Two people are stood on an empty train platform discussing what they can see on a mobile phone in front of them. There is a train visible in the background, showing that the station is in use by passengers.
The LNER team showed Clearleft around King’s Cross station, giving a behind-the-scenes tour of life on the railway.

It was eye-opening to see how the staff dealt with situations in cramped spaces: serving food in a narrow railway carriage; helping customers with luggage in a busy station.
 

A LNER staff member on an LNER train, wearing glasses, a blue apron, and a red tie, is seen in the stainless steel kitchen area of the train. They are holding a tray of sandwiches and placing one onto a white plate. The background includes a sink, plates, and a bag labeled "ICE."
Preparing breakfast in the onboard kitchen on the 10:26 Kings Cross to Newcastle train.

Even though we were looking for opportunities to use digital technologies to help the staff, we noticed how helpful analogue technologies can be. Like pockets. We noticed how often they needed to reach into their pockets to access information.
 

How do you know which tools will work best?

We realised that if the staff were to rely on screen-based technologies too much, it could end up harming the customer experience. If you’re helping a customer, you want to be able to look at them, not at a screen. And there are some situations where you simply can’t give your attention to a screen, like when you’re sending off a train.

A long line of pieces of paper stuck to the wall with masking tape.

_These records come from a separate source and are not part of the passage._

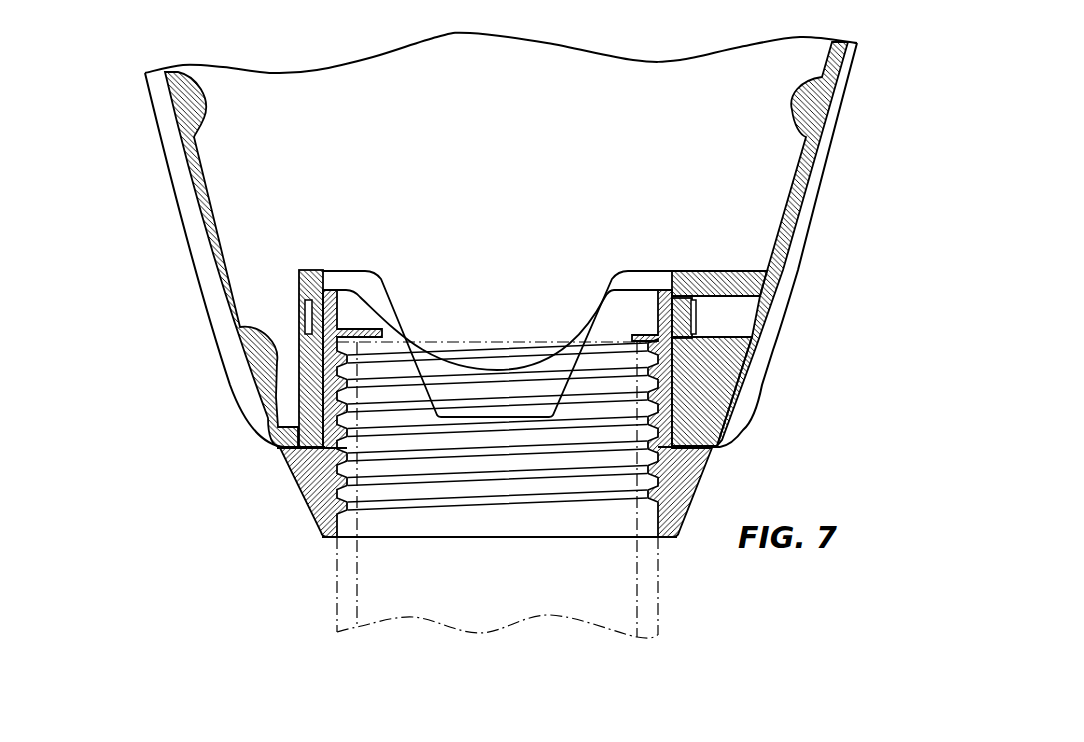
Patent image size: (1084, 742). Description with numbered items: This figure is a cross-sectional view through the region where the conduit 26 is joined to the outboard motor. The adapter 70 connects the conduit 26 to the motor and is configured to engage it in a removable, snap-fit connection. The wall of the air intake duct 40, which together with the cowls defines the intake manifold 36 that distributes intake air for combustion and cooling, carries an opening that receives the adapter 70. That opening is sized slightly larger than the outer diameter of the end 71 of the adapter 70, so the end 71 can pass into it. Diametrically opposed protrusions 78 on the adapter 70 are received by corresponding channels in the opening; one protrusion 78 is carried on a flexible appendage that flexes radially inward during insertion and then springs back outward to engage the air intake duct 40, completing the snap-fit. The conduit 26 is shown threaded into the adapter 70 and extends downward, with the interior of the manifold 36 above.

The conduit 26 is at (337, 580).
The intake manifold 36 is at (509, 232).
The air intake duct 40 is at (813, 193).
The adapter 70 is at (313, 490).
The end of the adapter 71 is at (307, 373).
The protrusions 78 is at (313, 310).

The paper has images of an employee’s day along with a short description. There are lots of handwritten notes around the paper, capturing details that need to change.
Working directly with frontline LNER colleagues, we captured an up-to-date view of what happens on a shift.

It quickly became clear that what mattered to the staff was timely, relevant information. No two days at LNER are the same, and any disruption has the potential to cascade if the staff don’t know what’s happening. Making digital work smarter with predictive information feeding into proactive solutions will keep staff informed of any changes, so they can handle customer queries much better.

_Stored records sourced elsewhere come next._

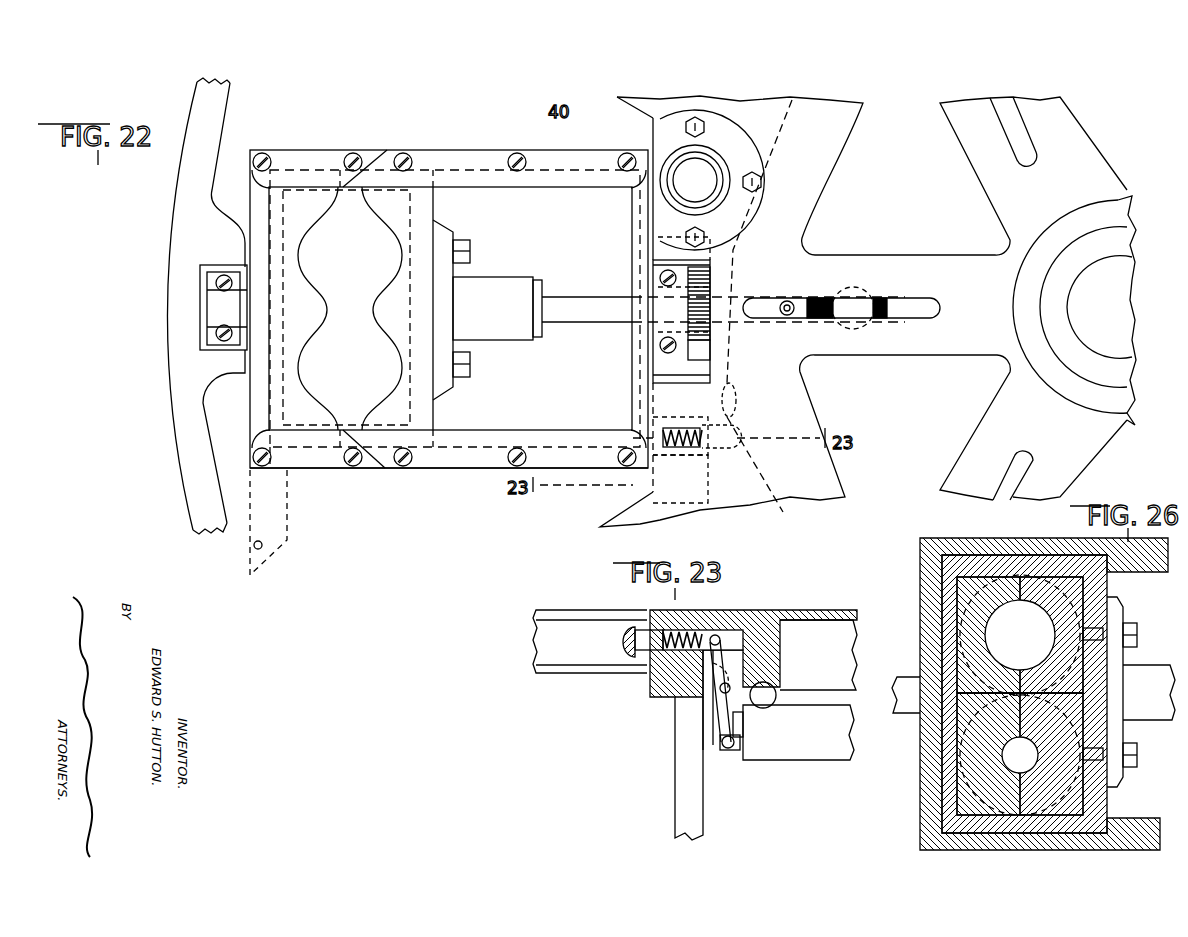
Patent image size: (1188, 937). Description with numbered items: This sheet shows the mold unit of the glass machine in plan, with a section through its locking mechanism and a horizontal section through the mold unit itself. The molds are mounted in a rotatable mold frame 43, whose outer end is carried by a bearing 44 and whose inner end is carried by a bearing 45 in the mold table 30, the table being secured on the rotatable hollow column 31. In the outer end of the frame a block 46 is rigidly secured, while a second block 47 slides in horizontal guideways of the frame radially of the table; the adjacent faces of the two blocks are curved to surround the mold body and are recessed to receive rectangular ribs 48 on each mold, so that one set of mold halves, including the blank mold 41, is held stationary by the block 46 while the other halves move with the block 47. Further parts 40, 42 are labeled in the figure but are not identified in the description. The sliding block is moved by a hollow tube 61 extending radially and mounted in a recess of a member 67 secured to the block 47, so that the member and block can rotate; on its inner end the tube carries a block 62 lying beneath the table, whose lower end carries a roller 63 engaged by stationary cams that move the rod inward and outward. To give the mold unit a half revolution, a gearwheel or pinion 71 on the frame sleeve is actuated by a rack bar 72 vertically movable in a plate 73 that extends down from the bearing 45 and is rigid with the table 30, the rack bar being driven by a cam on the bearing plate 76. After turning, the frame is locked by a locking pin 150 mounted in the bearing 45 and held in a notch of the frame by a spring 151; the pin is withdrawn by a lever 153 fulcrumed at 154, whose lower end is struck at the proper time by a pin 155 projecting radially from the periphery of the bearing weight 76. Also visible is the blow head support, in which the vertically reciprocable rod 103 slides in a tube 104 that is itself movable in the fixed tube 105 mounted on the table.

In FIG. 22, the mold table 30 is at (183, 204).
In FIG. 22, the rotatable hollow column 31 is at (1100, 240).
In FIG. 22, the housing 40 is at (449, 362).
In FIG. 22, the rotatable mold frame 43 is at (462, 473).
In FIG. 23, the rotatable mold frame 43 is at (574, 654).
In FIG. 26, the rotatable mold frame 43 is at (950, 541).
In FIG. 22, the bearing 44 is at (214, 289).
In FIG. 22, the bearing 45 is at (668, 369).
In FIG. 23, the bearing 45 is at (658, 690).
In FIG. 22, the block 46 is at (278, 243).
In FIG. 22, the slidable block 47 is at (425, 211).
In FIG. 22, the hollow tube 61 is at (597, 301).
In FIG. 22, the block 62 is at (832, 296).
In FIG. 22, the roller 63 is at (860, 290).
In FIG. 22, the member 67 is at (507, 283).
In FIG. 22, the gearwheel or pinion 71 is at (712, 290).
In FIG. 22, the rack bar 72 is at (700, 351).
In FIG. 23, the plate 73 is at (680, 796).
In FIG. 22, the bearing plate 76 is at (771, 481).
In FIG. 23, the bearing plate 76 is at (797, 750).
In FIG. 22, the vertically reciprocable rod 103 is at (705, 175).
In FIG. 22, the tube 104 is at (722, 173).
In FIG. 22, the fixed tube 105 is at (728, 198).
In FIG. 22, the locking pin 150 is at (661, 428).
In FIG. 23, the locking pin 150 is at (645, 630).
In FIG. 22, the spring 151 is at (686, 455).
In FIG. 23, the spring 151 is at (690, 627).
In FIG. 23, the lever 153 is at (723, 714).
In FIG. 23, the fulcrum 154 is at (731, 688).
In FIG. 22, the pin 155 is at (733, 413).
In FIG. 23, the pin 155 is at (734, 758).
In FIG. 26, the blank mold 41 is at (982, 763).
In FIG. 26, the upper roller 42 is at (977, 611).
In FIG. 26, the rectangular ribs 48 is at (958, 585).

We saw how the staff were coming up with their own workarounds to keep one another informed. Whenever you see those kinds of bottom-up hacks being invented, you know there’s an untapped opportunity for improvement.

Most of all, we saw the passion that people have for their jobs. They are laser-focused on customer service. That’s the key to LNER’s future—put people, not technology, at the centre. Digital needs to be the reliable sidekick in colleagues’ pockets, rather than the hero stealing the show.
 

How do you set out a vision for the future with practical next steps?

When it came to delivering our findings and recommendations, we had to get the balance just right. We needed to deliver something exciting and ambitious, but also grounded and achievable. Transformational, but realistic.

LNER had an existing vision blueprint, but it was focused on the far future, fifteen years out. It felt disconnected from present-day reality. We wanted to provide a tangible way to get to a realistic vision of the future. To do that, we delivered our research insights in combination with practical next steps for projects over the next 12 to 18 months.
 

A close-up view of a digital screen displaying bold white text that reads "working together as a team to make LNER the most loved, progressive and responsible way to travel." The background features three happy colleagues in uniform at the side of a train platform talking.
The final future vision highlighted the themes we’d noticed through our research as well as actionable projects LNER could take forward.

To bring our concept into the real world, we produced a vision video looking five years into the future. By prototyping the future staff experience and giving people something to point at, the vision becomes tangible. The video has been played in board meetings to unlock investment and is being taken out on the road to excite staff and show the future LNER is working towards.

By delivering future goals in combination with practical next steps, Clearleft provided that balance between what is achievable and what is exciting.